Is Aspergers/Autism really a disability?

For me, it's the stigma that makes it a disability. There's exactly two sides of me, depending on who I'm with, and how I'm being perceived. If I lived on top of a mountain, it wouldn't be a disability. Just another form of personality. But sadly, humans exist. And for some of them, I am glad they exist.

Long comment ahead, but I started writing, it got out of hand, and I didn't want it to go to waste.

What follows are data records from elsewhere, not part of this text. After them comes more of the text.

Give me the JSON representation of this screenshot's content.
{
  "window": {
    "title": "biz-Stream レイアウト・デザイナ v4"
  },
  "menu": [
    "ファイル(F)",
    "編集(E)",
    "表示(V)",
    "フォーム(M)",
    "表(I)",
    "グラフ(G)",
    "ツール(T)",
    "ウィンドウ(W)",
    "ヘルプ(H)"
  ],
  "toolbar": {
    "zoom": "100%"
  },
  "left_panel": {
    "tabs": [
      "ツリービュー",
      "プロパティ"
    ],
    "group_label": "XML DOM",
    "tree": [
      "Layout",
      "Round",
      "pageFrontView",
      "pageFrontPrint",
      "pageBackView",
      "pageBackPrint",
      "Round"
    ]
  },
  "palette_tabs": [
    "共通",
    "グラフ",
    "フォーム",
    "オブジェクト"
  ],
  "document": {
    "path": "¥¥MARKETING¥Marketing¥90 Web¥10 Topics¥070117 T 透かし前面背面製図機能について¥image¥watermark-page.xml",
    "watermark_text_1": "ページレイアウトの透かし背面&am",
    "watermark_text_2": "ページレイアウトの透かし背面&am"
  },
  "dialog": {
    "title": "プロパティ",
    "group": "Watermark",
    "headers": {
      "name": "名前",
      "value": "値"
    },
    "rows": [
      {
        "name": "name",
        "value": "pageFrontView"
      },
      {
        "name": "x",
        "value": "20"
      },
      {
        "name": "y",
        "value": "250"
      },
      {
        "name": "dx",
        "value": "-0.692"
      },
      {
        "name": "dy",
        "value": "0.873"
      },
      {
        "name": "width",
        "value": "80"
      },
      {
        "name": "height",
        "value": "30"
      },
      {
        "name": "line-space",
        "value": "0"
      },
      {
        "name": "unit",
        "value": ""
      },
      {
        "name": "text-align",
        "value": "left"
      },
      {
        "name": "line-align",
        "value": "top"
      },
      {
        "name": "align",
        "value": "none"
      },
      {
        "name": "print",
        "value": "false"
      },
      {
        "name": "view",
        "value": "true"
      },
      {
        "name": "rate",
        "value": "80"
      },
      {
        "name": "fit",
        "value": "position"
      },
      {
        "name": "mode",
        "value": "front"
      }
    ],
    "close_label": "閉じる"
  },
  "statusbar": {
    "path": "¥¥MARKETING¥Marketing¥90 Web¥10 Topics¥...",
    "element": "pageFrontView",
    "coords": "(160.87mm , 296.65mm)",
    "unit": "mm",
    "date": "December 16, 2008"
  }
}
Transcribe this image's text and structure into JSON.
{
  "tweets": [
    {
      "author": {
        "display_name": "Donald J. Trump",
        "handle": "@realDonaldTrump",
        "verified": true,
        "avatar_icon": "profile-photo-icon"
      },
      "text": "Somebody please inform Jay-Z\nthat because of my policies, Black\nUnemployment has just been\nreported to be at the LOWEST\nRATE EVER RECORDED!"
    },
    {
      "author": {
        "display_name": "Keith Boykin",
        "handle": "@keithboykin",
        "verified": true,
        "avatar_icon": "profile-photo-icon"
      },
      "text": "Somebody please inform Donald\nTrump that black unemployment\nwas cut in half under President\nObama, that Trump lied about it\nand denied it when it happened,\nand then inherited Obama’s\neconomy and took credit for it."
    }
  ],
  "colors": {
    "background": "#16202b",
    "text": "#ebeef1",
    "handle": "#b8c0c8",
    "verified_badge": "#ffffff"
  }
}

When I'm alone, I am the happiest person in the world, but also the loneliest. I desperately want to be with other people, sharing all the wonderful things I do and enjoy so much with others. I truly enjoy my life, but I hate the fact I have to do everything behind closed curtains. I can still be like this around certain people. Some people see me for the first time, and like what they see in me. And it makes me so happy I have to contain my tears on the spot. It's at that point where I can function just as well as other people, AND still be around real human beings. It makes me want to hug the softest thing I can get my hands on.

But then there's the other side. This side makes me want to be alone above everything else. This too is when I'm with other people. People who will draw their conclusions about me at first sight. Not conclusions based on what they see in me, but conclusions based on what they can't see in me. They will judge me because they don't understand what they see. They expect me to be like everyone else they interact with, and when I'm not like that, they silently condemn me for it. And they think I don't notice this. But I do notice it. It screams at me, the weight of their judgement crushes me, leaves me unable to perform even the most trivial tasks. I can't even speak properly at this point. I just mumble, stutter, mix words together, I will rush over long, fragmented sentences at breakneck speeds just to get it over with, be done with it. I get why people do this. Some people fear what they don't understand. But I WANT to be understood more than anything else. It doesn't have to be like this! People have proven this again and again, you can give me a chance to open up, and I promise, I can be understood.

It's this horrible 'observer effect'. Almost a cruel joke: The simple act of seeing me as disabled WILL disable me. Call it what you will, observer effect, mental Heisenbug, but as it stands, people misunderstanding me will render me a wreck, and the fact it's completely unnecessary makes me sad.